Friday, October 12, 2007

Instance Recovery

I mentioned in an earlier post that LSN and SCN are greatly used in the instance recovery. As the matter of fact the whole instance recovery is done through these two. Suppose you were working in the database and before you can update the changes the power supply failed. But you have committed the transactions. When you give the command of commit the LGWR writes in the redo log files. As you know that when a check point occurs the DBWR writes and information of LSN and SCN is stored in the control files and in data file’s header. Next time when instance starts up the SMON process checks the LSN number and SCN number in the redo logs and in the control files.

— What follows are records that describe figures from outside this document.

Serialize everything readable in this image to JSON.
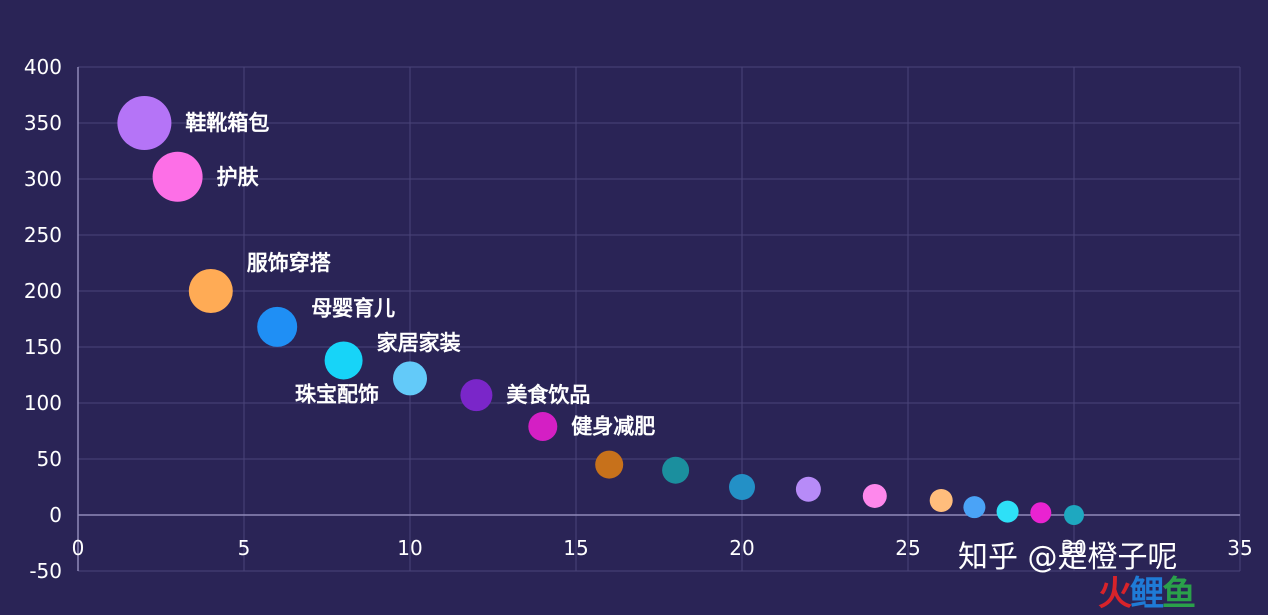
{
  "chart_data": {
    "type": "scatter",
    "xlim": [
      0,
      35
    ],
    "ylim": [
      -50,
      400
    ],
    "x_ticks": [
      0,
      5,
      10,
      15,
      20,
      25,
      30,
      35
    ],
    "y_ticks": [
      -50,
      0,
      50,
      100,
      150,
      200,
      250,
      300,
      350,
      400
    ],
    "grid": true,
    "points": [
      {
        "x": 2,
        "y": 350,
        "size": 27,
        "color": "#b574f7",
        "label": "鞋靴箱包"
      },
      {
        "x": 3,
        "y": 302,
        "size": 25,
        "color": "#fd6fe7",
        "label": "护肤"
      },
      {
        "x": 4,
        "y": 200,
        "size": 22,
        "color": "#ffab55",
        "label": "服饰穿搭"
      },
      {
        "x": 6,
        "y": 168,
        "size": 20,
        "color": "#1f8ff5",
        "label": "母婴育儿"
      },
      {
        "x": 8,
        "y": 138,
        "size": 19,
        "color": "#17d4f8",
        "label": "家居家装"
      },
      {
        "x": 10,
        "y": 122,
        "size": 17,
        "color": "#63caf9",
        "label": "珠宝配饰"
      },
      {
        "x": 12,
        "y": 107,
        "size": 16,
        "color": "#7a26c9",
        "label": "美食饮品"
      },
      {
        "x": 14,
        "y": 79,
        "size": 14.5,
        "color": "#d41fc4",
        "label": "健身减肥"
      },
      {
        "x": 16,
        "y": 45,
        "size": 14,
        "color": "#c7711b",
        "label": ""
      },
      {
        "x": 18,
        "y": 40,
        "size": 13.5,
        "color": "#1b8f9e",
        "label": ""
      },
      {
        "x": 20,
        "y": 25,
        "size": 13,
        "color": "#2390c6",
        "label": ""
      },
      {
        "x": 22,
        "y": 23,
        "size": 12.5,
        "color": "#b78bf8",
        "label": ""
      },
      {
        "x": 24,
        "y": 17,
        "size": 12,
        "color": "#fe88ec",
        "label": ""
      },
      {
        "x": 26,
        "y": 13,
        "size": 11.5,
        "color": "#ffbd7c",
        "label": ""
      },
      {
        "x": 27,
        "y": 7,
        "size": 11,
        "color": "#4aa3f7",
        "label": ""
      },
      {
        "x": 28,
        "y": 3,
        "size": 11,
        "color": "#2ee0f7",
        "label": ""
      },
      {
        "x": 29,
        "y": 2,
        "size": 10.5,
        "color": "#e923d1",
        "label": ""
      },
      {
        "x": 30,
        "y": 0,
        "size": 10,
        "color": "#1ea8c0",
        "label": ""
      }
    ]
  },
  "watermark": {
    "text": "知乎 @是橙子呢",
    "logo_parts": [
      "火",
      "鲤",
      "鱼"
    ]
  }
}
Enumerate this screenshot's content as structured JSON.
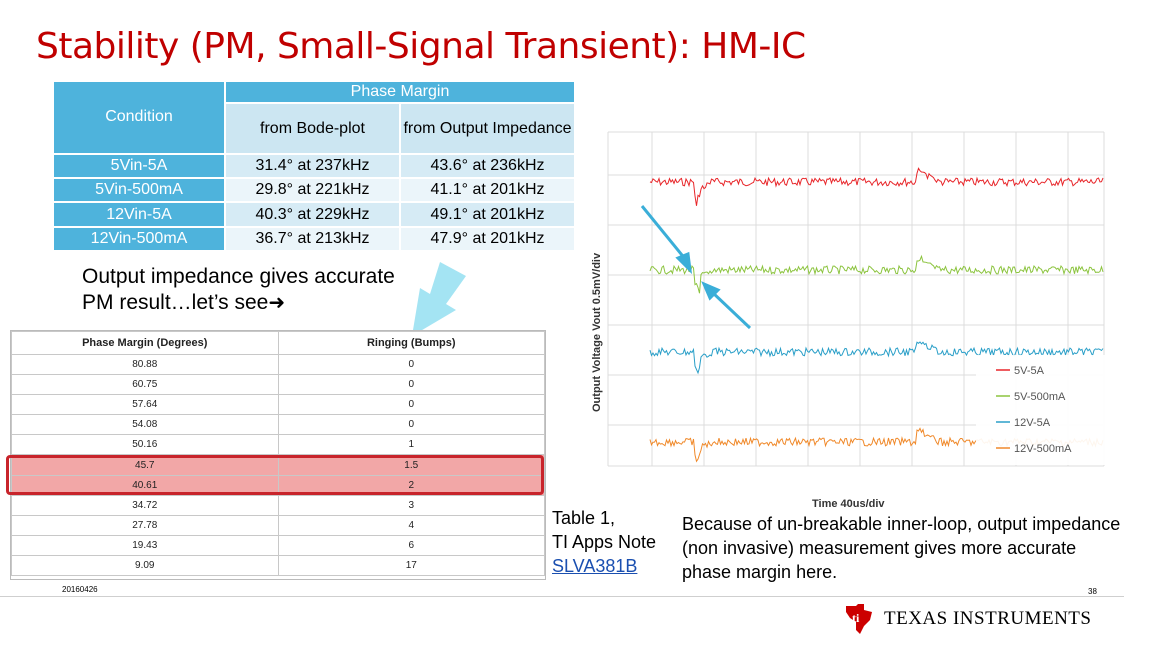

If they are the same then the data is consistent and there is no need of recovery. In case of a system failure the SCN number in the redo logs will be greater then the SCN number in the control files. The SMON process will see the difference in the entries and will restore the data for those entries. Suppose when you last saved the data your LSN was 23 and your SCN was 60. At LSN of 23 and SCN of 100 you committed the data but did not saved the data. The LSN and SCN in the control files will be 23 and 60 respectively because this was when you last saved the data. But the LSN and SCN number in the redo logs will be 23 and 100 respectively because this was when you last committed the data. SMON will see that there is difference of 40 entries; means that data of last 40 entries needs to be saved. So it recovers the data and stores it on data files. The whole process is going on background. Users will be allowed to continue their work. In this way oracle ensures that up till every commit or check point your data will be not lost whether you have saved it or not.